A meeting took place in Minneapolis because Muslims say there's animosity against them following recent terror attacks.

- A group of local leaders and Muslims gathered in a Minneapolis mosque on Monday night with hopes of changing the negative view of their religion following recent terrorist attacks.

"Tonight we want to say no to hate, no to Islamophobia,” community leader Jibril Afyare said.

Islamophobia is a word born out of terror. Attacks by extremists in Paris and the recent shootings in San Bernardino have again put many Muslim Americans in the difficult spot of explaining their faith.

"Despite some of the hateful rhetoric we have seen, and we have seen a little bit too much of it I think, this community has responded to that hatred with love and brotherhood and sisterhood," Rep. Keith Ellison said.

Muslim, Christian and Jewish leaders all stood together asking that hate be replaced with discussion. But now more than ever public discourse is turning ugly.

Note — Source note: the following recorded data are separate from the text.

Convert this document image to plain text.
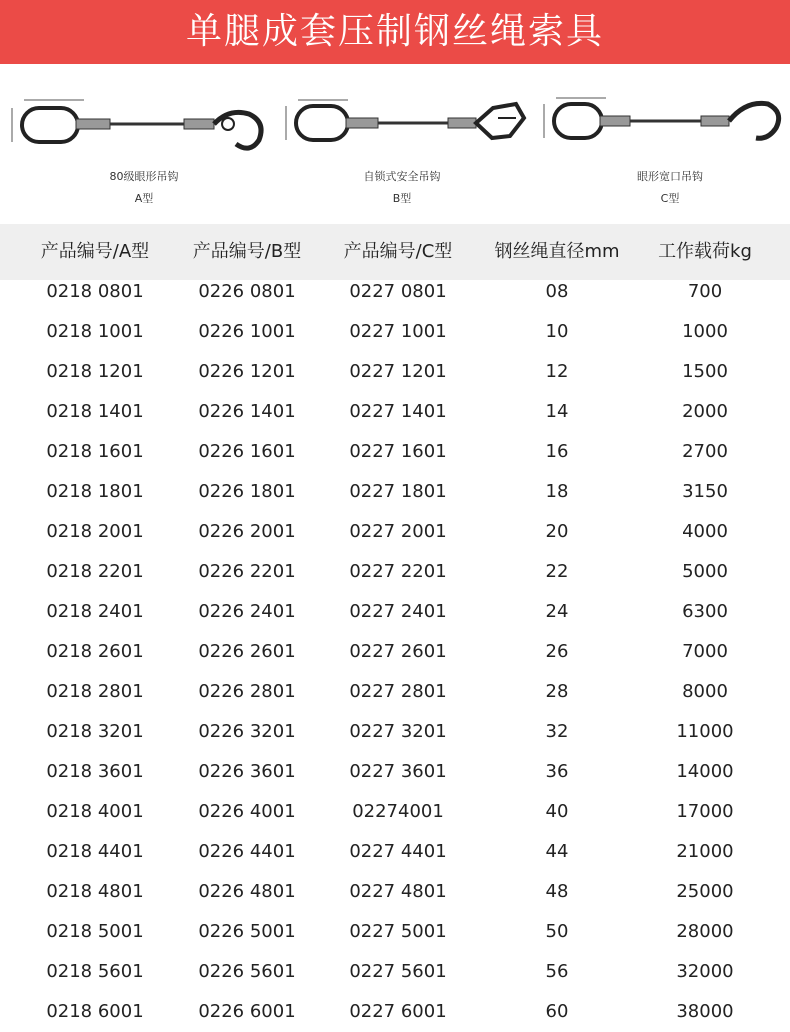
单腿成套压制钢丝绳索具
80级眼形吊钩
A型
自锁式安全吊钩
B型
眼形宽口吊钩
C型
产品编号/A型	产品编号/B型	产品编号/C型	钢丝绳直径mm	工作载荷kg
0218 0801	0226 0801	0227 0801	08	700
0218 1001	0226 1001	0227 1001	10	1000
0218 1201	0226 1201	0227 1201	12	1500
0218 1401	0226 1401	0227 1401	14	2000
0218 1601	0226 1601	0227 1601	16	2700
0218 1801	0226 1801	0227 1801	18	3150
0218 2001	0226 2001	0227 2001	20	4000
0218 2201	0226 2201	0227 2201	22	5000
0218 2401	0226 2401	0227 2401	24	6300
0218 2601	0226 2601	0227 2601	26	7000
0218 2801	0226 2801	0227 2801	28	8000
0218 3201	0226 3201	0227 3201	32	11000
0218 3601	0226 3601	0227 3601	36	14000
0218 4001	0226 4001	02274001	40	17000
0218 4401	0226 4401	0227 4401	44	21000
0218 4801	0226 4801	0227 4801	48	25000
0218 5001	0226 5001	0227 5001	50	28000
0218 5601	0226 5601	0227 5601	56	32000
0218 6001	0226 6001	0227 6001	60	38000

According to a recent New York Times article, in the hours after the California shooting, the top Google search involving the word Muslim was "kill Muslims.”

"I was sitting at my desk, about six weeks ago, with this frustration boiling over, because I know what we share and what we want for our community,” U.S. Attorney Andy Luger said.

The meeting comes on the heels of new efforts to counter extremism in Minnesota.  Minneapolis is one of three cities selected for a federal pilot program expected to launch early in 2016 -- the controversial effort to counter radical recruitment is being funded with a combination of federal, state and private money.